Il toussa, d'une toux rauque et forte, ses poumons irrités d'avoir parlé si longtemps.
" Tu devrais te reposer maintenant, grand-père...
- Non. J'aurai tout le loisir de me reposer dans quelque temps, dit-il en esquissant un mince sourire. Tu vois, cela fait longtemps que j'ai accepté ma propre mort. C'est une chose nécessaire lorsque l'on vit jusqu'à mon âge. Mais j'aimerais partir l'esprit tranquille, et pour cela je dois terminer.
Je ne puis pas te dire d'où tu viens. Mais un objet, lui, en sera peut-être capable. Ouvre le tiroir de la commode. Non, celui du bas."
Je m'exécutais et plongeais les mains et le regard dedans. J'en ressortis une vieille cape, qui au premier abord me sembla plus que miteuse. Je la secouais un peu, faisant voleter un impressionnant nuage de poussière. Et sa splendeur me sauta alors aux yeux.
" Oui, reprit grand-père. Sa valeur est grande. Les coutures sont de fils d'or, et après seize ans dans la poussière, on devine que les couleurs n'ont tout de même rien perdu de leur éclat. Cette cape, tu étais enroulée dedans quand je t'ai trouvé, enfant. Et si tu décides d'essayer de retrouver ta famille..."
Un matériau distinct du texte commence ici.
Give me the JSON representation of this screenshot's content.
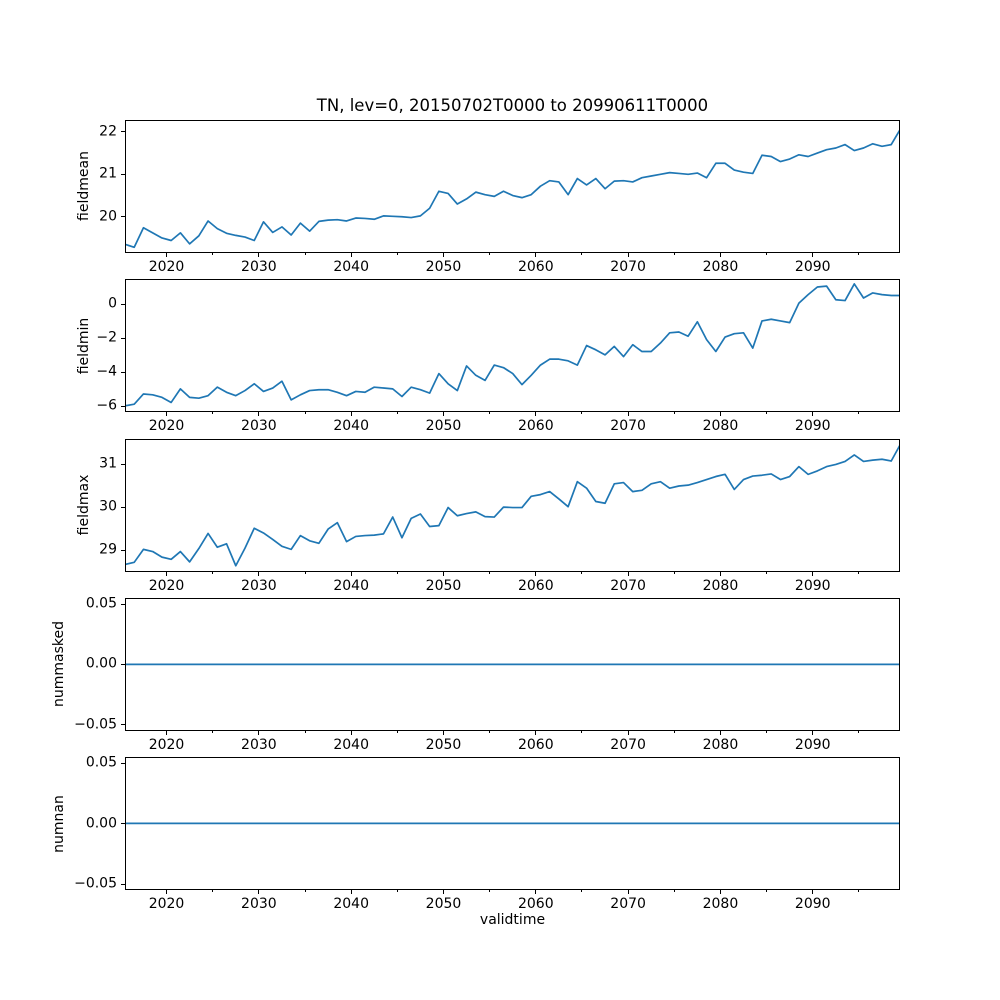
{
  "title": "TN, lev=0, 20150702T0000 to 20990611T0000",
  "xlabel": "validtime",
  "line_color": "#1f77b4",
  "background_color": "#ffffff",
  "text_color": "#000000",
  "x_axis": {
    "xlim": [
      2015.5,
      2099.45
    ],
    "major_tick_years": [
      2020,
      2030,
      2040,
      2050,
      2060,
      2070,
      2080,
      2090
    ],
    "major_tick_labels": [
      "2020",
      "2030",
      "2040",
      "2050",
      "2060",
      "2070",
      "2080",
      "2090"
    ],
    "minor_tick_years": [
      2025,
      2035,
      2045,
      2055,
      2065,
      2075,
      2085,
      2095
    ],
    "x_years": [
      2015,
      2016,
      2017,
      2018,
      2019,
      2020,
      2021,
      2022,
      2023,
      2024,
      2025,
      2026,
      2027,
      2028,
      2029,
      2030,
      2031,
      2032,
      2033,
      2034,
      2035,
      2036,
      2037,
      2038,
      2039,
      2040,
      2041,
      2042,
      2043,
      2044,
      2045,
      2046,
      2047,
      2048,
      2049,
      2050,
      2051,
      2052,
      2053,
      2054,
      2055,
      2056,
      2057,
      2058,
      2059,
      2060,
      2061,
      2062,
      2063,
      2064,
      2065,
      2066,
      2067,
      2068,
      2069,
      2070,
      2071,
      2072,
      2073,
      2074,
      2075,
      2076,
      2077,
      2078,
      2079,
      2080,
      2081,
      2082,
      2083,
      2084,
      2085,
      2086,
      2087,
      2088,
      2089,
      2090,
      2091,
      2092,
      2093,
      2094,
      2095,
      2096,
      2097,
      2098,
      2099
    ]
  },
  "chart_data": [
    {
      "type": "line",
      "name": "fieldmean",
      "ylabel": "fieldmean",
      "ylim": [
        19.15,
        22.28
      ],
      "ytick_values": [
        20,
        21,
        22
      ],
      "ytick_labels": [
        "20",
        "21",
        "22"
      ],
      "values": [
        19.35,
        19.28,
        19.74,
        19.62,
        19.5,
        19.44,
        19.62,
        19.36,
        19.55,
        19.9,
        19.72,
        19.61,
        19.56,
        19.52,
        19.44,
        19.88,
        19.63,
        19.76,
        19.57,
        19.85,
        19.66,
        19.89,
        19.92,
        19.93,
        19.9,
        19.97,
        19.96,
        19.94,
        20.02,
        20.01,
        20.0,
        19.98,
        20.02,
        20.2,
        20.6,
        20.55,
        20.3,
        20.42,
        20.58,
        20.52,
        20.48,
        20.6,
        20.5,
        20.45,
        20.52,
        20.72,
        20.85,
        20.82,
        20.52,
        20.9,
        20.75,
        20.9,
        20.66,
        20.84,
        20.85,
        20.82,
        20.92,
        20.96,
        21.0,
        21.04,
        21.02,
        21.0,
        21.03,
        20.92,
        21.26,
        21.26,
        21.1,
        21.05,
        21.02,
        21.45,
        21.42,
        21.3,
        21.36,
        21.46,
        21.42,
        21.5,
        21.58,
        21.62,
        21.7,
        21.56,
        21.62,
        21.72,
        21.66,
        21.7,
        22.05
      ]
    },
    {
      "type": "line",
      "name": "fieldmin",
      "ylabel": "fieldmin",
      "ylim": [
        -6.35,
        1.47
      ],
      "ytick_values": [
        -6,
        -4,
        -2,
        0
      ],
      "ytick_labels": [
        "−6",
        "−4",
        "−2",
        "0"
      ],
      "values": [
        -6.0,
        -5.9,
        -5.3,
        -5.35,
        -5.5,
        -5.8,
        -5.0,
        -5.5,
        -5.55,
        -5.4,
        -4.9,
        -5.2,
        -5.4,
        -5.1,
        -4.7,
        -5.15,
        -4.95,
        -4.55,
        -5.65,
        -5.35,
        -5.1,
        -5.05,
        -5.05,
        -5.2,
        -5.4,
        -5.15,
        -5.2,
        -4.9,
        -4.95,
        -5.0,
        -5.45,
        -4.9,
        -5.05,
        -5.25,
        -4.1,
        -4.7,
        -5.1,
        -3.65,
        -4.2,
        -4.5,
        -3.6,
        -3.75,
        -4.1,
        -4.75,
        -4.2,
        -3.6,
        -3.25,
        -3.25,
        -3.35,
        -3.6,
        -2.45,
        -2.7,
        -3.0,
        -2.5,
        -3.1,
        -2.4,
        -2.8,
        -2.8,
        -2.3,
        -1.7,
        -1.65,
        -1.9,
        -1.05,
        -2.1,
        -2.8,
        -1.95,
        -1.75,
        -1.7,
        -2.6,
        -1.0,
        -0.9,
        -1.0,
        -1.1,
        0.05,
        0.55,
        1.0,
        1.05,
        0.25,
        0.2,
        1.18,
        0.35,
        0.65,
        0.55,
        0.5,
        0.5
      ]
    },
    {
      "type": "line",
      "name": "fieldmax",
      "ylabel": "fieldmax",
      "ylim": [
        28.51,
        31.59
      ],
      "ytick_values": [
        29,
        30,
        31
      ],
      "ytick_labels": [
        "29",
        "30",
        "31"
      ],
      "values": [
        28.68,
        28.73,
        29.03,
        28.98,
        28.85,
        28.8,
        28.98,
        28.74,
        29.05,
        29.4,
        29.08,
        29.16,
        28.65,
        29.06,
        29.52,
        29.41,
        29.26,
        29.1,
        29.03,
        29.35,
        29.23,
        29.17,
        29.5,
        29.65,
        29.21,
        29.33,
        29.35,
        29.36,
        29.39,
        29.78,
        29.3,
        29.75,
        29.85,
        29.56,
        29.58,
        30.0,
        29.81,
        29.86,
        29.9,
        29.79,
        29.78,
        30.01,
        30.0,
        30.0,
        30.26,
        30.3,
        30.37,
        30.2,
        30.02,
        30.6,
        30.45,
        30.14,
        30.1,
        30.55,
        30.58,
        30.37,
        30.4,
        30.55,
        30.6,
        30.45,
        30.5,
        30.52,
        30.58,
        30.65,
        30.72,
        30.77,
        30.42,
        30.65,
        30.73,
        30.75,
        30.78,
        30.65,
        30.72,
        30.95,
        30.77,
        30.85,
        30.95,
        31.0,
        31.07,
        31.22,
        31.07,
        31.1,
        31.12,
        31.08,
        31.45
      ]
    },
    {
      "type": "line",
      "name": "nummasked",
      "ylabel": "nummasked",
      "ylim": [
        -0.055,
        0.055
      ],
      "ytick_values": [
        -0.05,
        0,
        0.05
      ],
      "ytick_labels": [
        "−0.05",
        "0.00",
        "0.05"
      ],
      "constant": 0.0
    },
    {
      "type": "line",
      "name": "numnan",
      "ylabel": "numnan",
      "ylim": [
        -0.055,
        0.055
      ],
      "ytick_values": [
        -0.05,
        0,
        0.05
      ],
      "ytick_labels": [
        "−0.05",
        "0.00",
        "0.05"
      ],
      "constant": 0.0
    }
  ]
}
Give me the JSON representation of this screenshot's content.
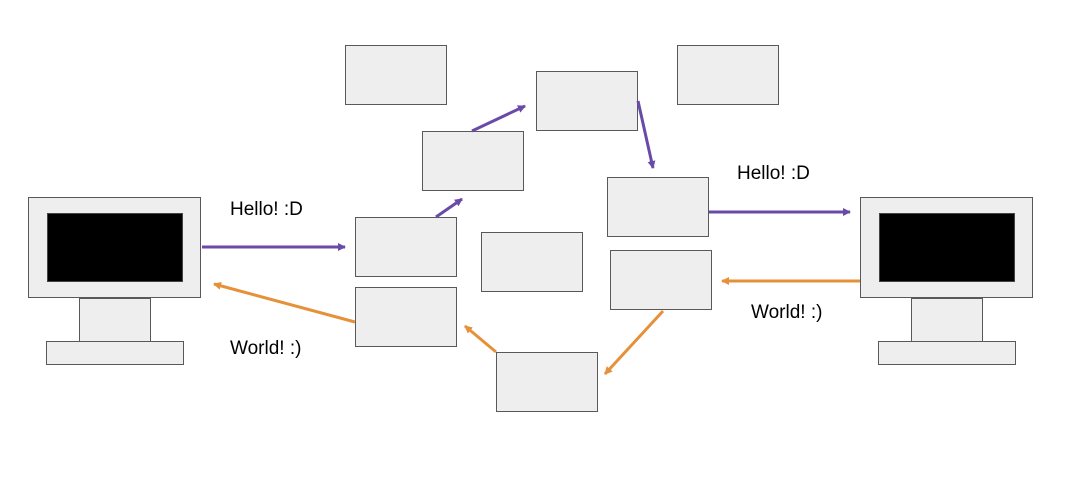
{
  "labels": {
    "left_hello": "Hello! :D",
    "left_world": "World! :)",
    "right_hello": "Hello! :D",
    "right_world": "World! :)"
  },
  "colors": {
    "hello_arrow": "#6a4aa8",
    "world_arrow": "#e6913a",
    "box_fill": "#eeeeee",
    "box_stroke": "#595959",
    "screen": "#000000"
  },
  "icons": {
    "left_computer": "computer-icon",
    "right_computer": "computer-icon"
  }
}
Une nouvelle quinte de toux, plus forte encore que la précédente, l'obligea à se plier en deux.
" Grand-père !
- Sena, réussit-il à dire entre deux expirations. Je t'ai toujours considéré comme ma fille, peut-être parce que le bonheur que tu m'as donné n'aurait pas été plus grand si mon sang avait coulé dans tes veines. Merci. Merci pour ces années. Mer..."
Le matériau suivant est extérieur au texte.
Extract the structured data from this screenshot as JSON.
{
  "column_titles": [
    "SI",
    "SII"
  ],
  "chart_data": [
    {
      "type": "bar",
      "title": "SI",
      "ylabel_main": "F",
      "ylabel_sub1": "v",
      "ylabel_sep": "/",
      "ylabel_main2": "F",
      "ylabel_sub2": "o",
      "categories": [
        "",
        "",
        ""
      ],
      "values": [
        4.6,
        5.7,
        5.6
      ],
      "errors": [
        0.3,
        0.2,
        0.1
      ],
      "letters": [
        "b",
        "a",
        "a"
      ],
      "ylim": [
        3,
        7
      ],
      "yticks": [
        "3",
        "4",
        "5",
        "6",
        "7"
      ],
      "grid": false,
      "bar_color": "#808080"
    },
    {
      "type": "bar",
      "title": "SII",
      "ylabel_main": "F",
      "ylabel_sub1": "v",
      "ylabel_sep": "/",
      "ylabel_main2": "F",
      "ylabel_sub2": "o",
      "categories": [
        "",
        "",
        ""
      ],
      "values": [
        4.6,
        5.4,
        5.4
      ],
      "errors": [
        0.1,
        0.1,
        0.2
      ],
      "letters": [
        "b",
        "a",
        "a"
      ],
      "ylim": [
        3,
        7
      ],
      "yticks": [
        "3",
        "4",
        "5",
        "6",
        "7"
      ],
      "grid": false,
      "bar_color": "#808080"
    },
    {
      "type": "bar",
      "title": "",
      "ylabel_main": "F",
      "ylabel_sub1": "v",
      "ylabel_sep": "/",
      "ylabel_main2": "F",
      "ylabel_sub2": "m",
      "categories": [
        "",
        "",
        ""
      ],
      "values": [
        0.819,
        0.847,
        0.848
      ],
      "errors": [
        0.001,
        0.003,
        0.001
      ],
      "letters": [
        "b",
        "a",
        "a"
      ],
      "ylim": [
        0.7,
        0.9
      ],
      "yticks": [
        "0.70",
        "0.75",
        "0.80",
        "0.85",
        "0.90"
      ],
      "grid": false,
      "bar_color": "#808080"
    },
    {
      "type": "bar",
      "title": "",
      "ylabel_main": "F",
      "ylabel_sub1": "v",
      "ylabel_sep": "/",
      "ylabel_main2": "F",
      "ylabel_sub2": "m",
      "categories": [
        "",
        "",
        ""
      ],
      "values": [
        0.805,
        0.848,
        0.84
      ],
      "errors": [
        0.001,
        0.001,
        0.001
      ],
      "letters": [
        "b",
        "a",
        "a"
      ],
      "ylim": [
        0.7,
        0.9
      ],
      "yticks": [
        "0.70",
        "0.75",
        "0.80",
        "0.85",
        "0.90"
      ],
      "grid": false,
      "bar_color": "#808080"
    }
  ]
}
Il ne finit jamais son mot. Il ne rouvrit jamais les yeux. Je l'ai revêtu de l'habit mortuaire blanc. Etendu sur son lit, les bras en croix. Une larme coule le long de ma joue, roule jusqu'à mon menton. Puis tombe. Tombe sur le sol.
Je laisse tomber l'allumette. En quelques minutes, les flammes étreignent la cabane et tendent leurs bras vers le ciel... Je sens la chaleur dégagée dans mon dos. Mais je ne me retourne pas, je marche, marche vers la plage ou un bateau en provenance d'Izlude arrivera sous peu, pour venir me chercher.

Je pars, je ne sais pour où, je ne sais à la recherche de quoi, de qui. Je pars.